NYTimes: The Making (and Remaking) of McCain

It was 11:45, and the Palins had entered the bar. Dozens of staff members and delegates flocked to the governor, cellphone cameras outstretched. Todd and Sarah Palin posed, shook hands and extended their gracious appreciation for 15 minutes. Then, no doubt realizing that they would never be able to enjoy a drink in peace, they withdrew for the evening, again to raucous applause.

While all of this was going on, an elegant middle-aged woman sat alone at the far end of the bar. She wore beige slacks and a red sweater, and she picked at a salad while talking incessantly on her cellphone. But for the McCain/Palin button affixed to her collar and the brief moment that Tucker Eskew, Palin’s new counselor, spoke into her ear, she seemed acutely disconnected from the jubilation swelling around her.

In fact, the woman was here for a reason. Her name was Priscilla Shanks, a New York-based stage and screen actress of middling success who had found a lucrative second career as a voice coach. Shanks’s work with Sarah Palin was as evident as it was unseen. Gone, by the evening of her convention speech, was the squeaky register of Palin’s exclamations. Gone (at least for the moment) was the Bushian pronunciation of “nuclear” as “nook-you-ler.” Present for the first time was a leisurely, even playful cadence that signaled Sarah Palin’s inevitability on this grand stage.

I have no agenda in linking to this article.  I do so only because it weaves a great narrative and reminds me of my fascination with the crossover between politics and show business.

Later, some revealing origin story:

A year after Barack Obama was sworn into the Senate, Salter recalls McCain saying, “He’s got a future, I’ll reach out to him” — as McCain had to Russ Feingold and John Edwards, and as the liberal Arizona congressman Mo Udall had reached out to McCain as a freshman.
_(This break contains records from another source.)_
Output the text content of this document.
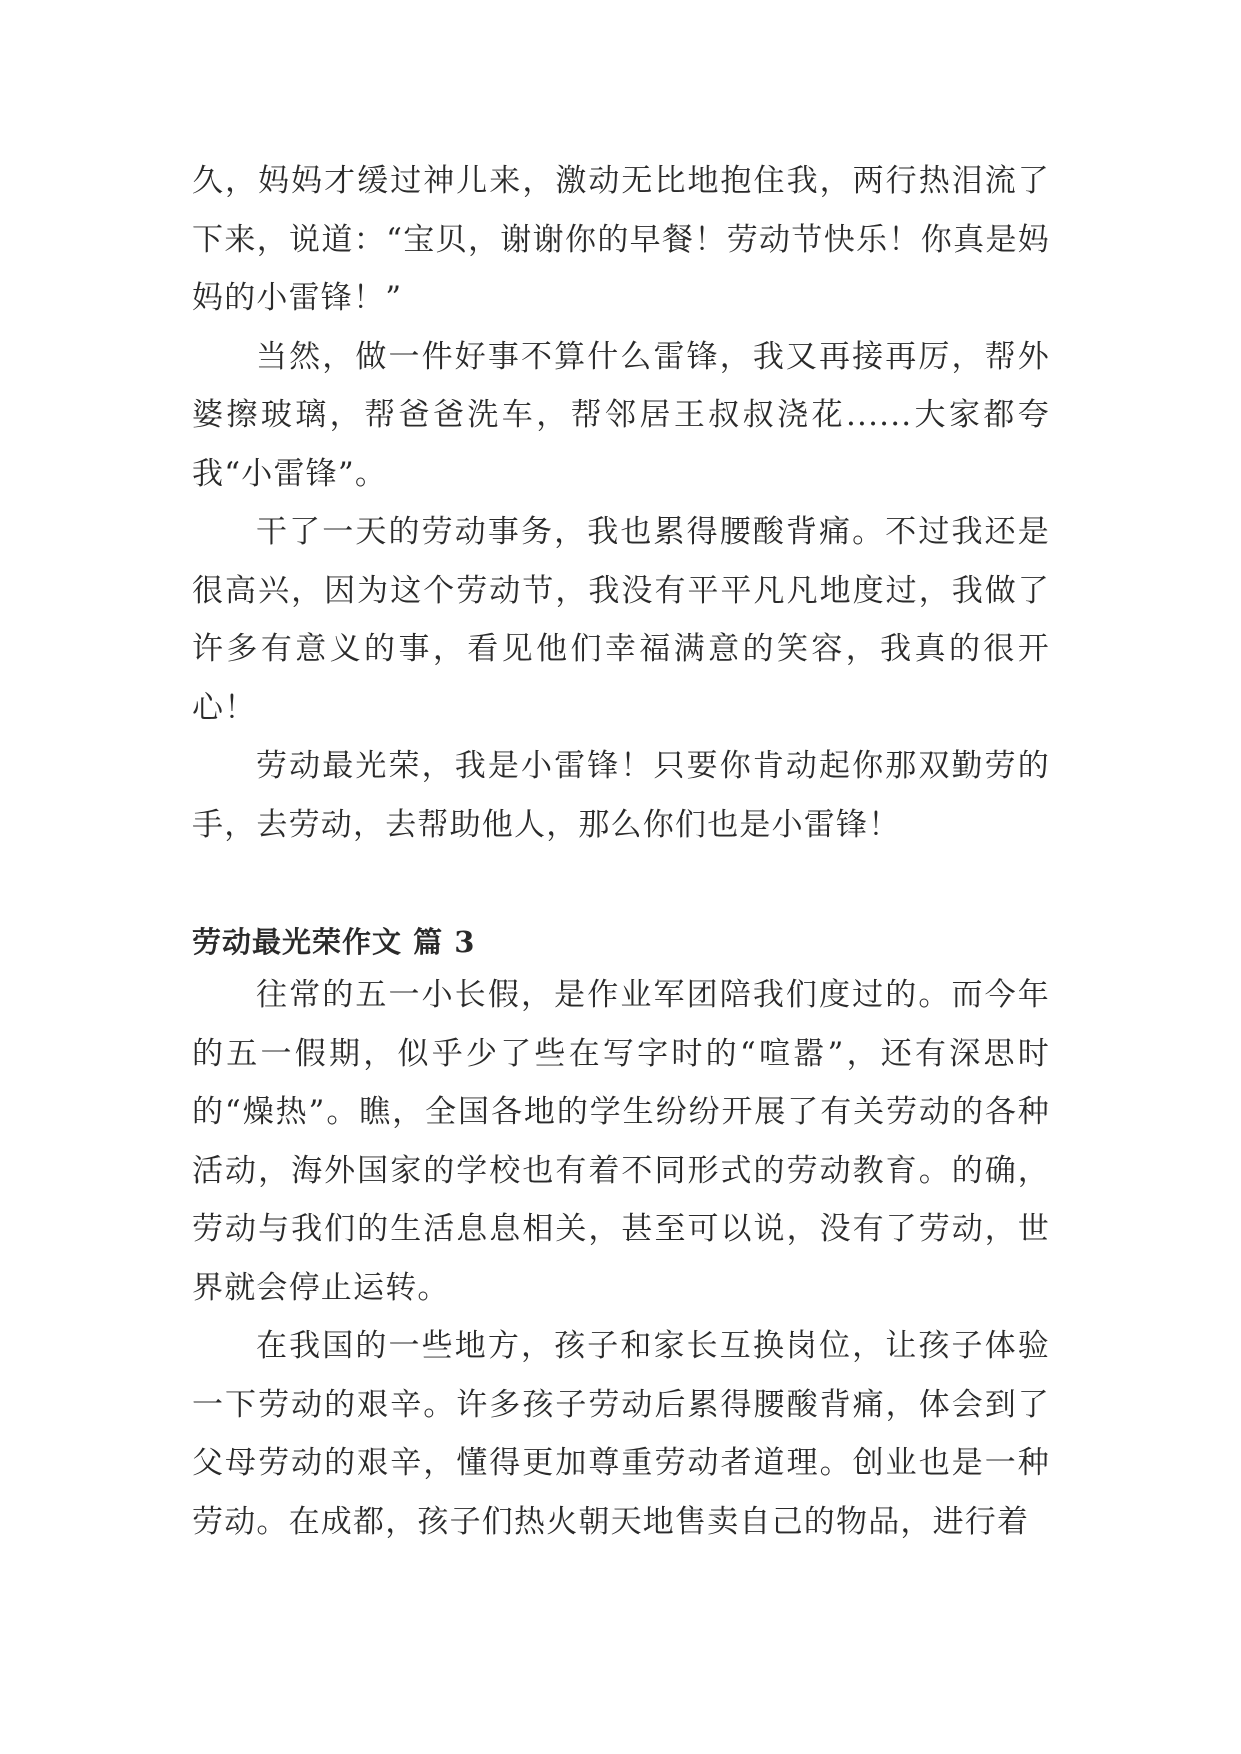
久，妈妈才缓过神儿来，激动无比地抱住我，两行热泪流了下来，说道：“宝贝，谢谢你的早餐！劳动节快乐！你真是妈妈的小雷锋！”

当然，做一件好事不算什么雷锋，我又再接再厉，帮外婆擦玻璃，帮爸爸洗车，帮邻居王叔叔浇花......大家都夸我“小雷锋”。

干了一天的劳动事务，我也累得腰酸背痛。不过我还是很高兴，因为这个劳动节，我没有平平凡凡地度过，我做了许多有意义的事，看见他们幸福满意的笑容，我真的很开心！

劳动最光荣，我是小雷锋！只要你肯动起你那双勤劳的手，去劳动，去帮助他人，那么你们也是小雷锋！

劳动最光荣作文 篇 3

往常的五一小长假，是作业军团陪我们度过的。而今年的五一假期，似乎少了些在写字时的“喧嚣”，还有深思时的“燥热”。瞧，全国各地的学生纷纷开展了有关劳动的各种活动，海外国家的学校也有着不同形式的劳动教育。的确，劳动与我们的生活息息相关，甚至可以说，没有了劳动，世界就会停止运转。

在我国的一些地方，孩子和家长互换岗位，让孩子体验一下劳动的艰辛。许多孩子劳动后累得腰酸背痛，体会到了父母劳动的艰辛，懂得更加尊重劳动者道理。创业也是一种劳动。在成都，孩子们热火朝天地售卖自己的物品，进行着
McCain invited Obama to attend a bipartisan meeting on ethics reform. Obama gratefully accepted —but then wrote McCain a letter urging him to instead follow a legislative path recommended by Harry Reid, the Democratic leader in the Senate. Feeling double-crossed, McCain ordered Salter to “send him a letter, brush him back a little.” Since that experience, says a Republican who has known McCain for a long time, “there was certainly disdain and dislike of Obama.”

Not at all relevant, but if you’re interested in seeing Priscilla Banks on “Chappelle’s Show” episode 2x09, she plays the prosecutor at the R. Kelly trial.  Skip to 2:25 to see her get pissed on by Dave Chappelle.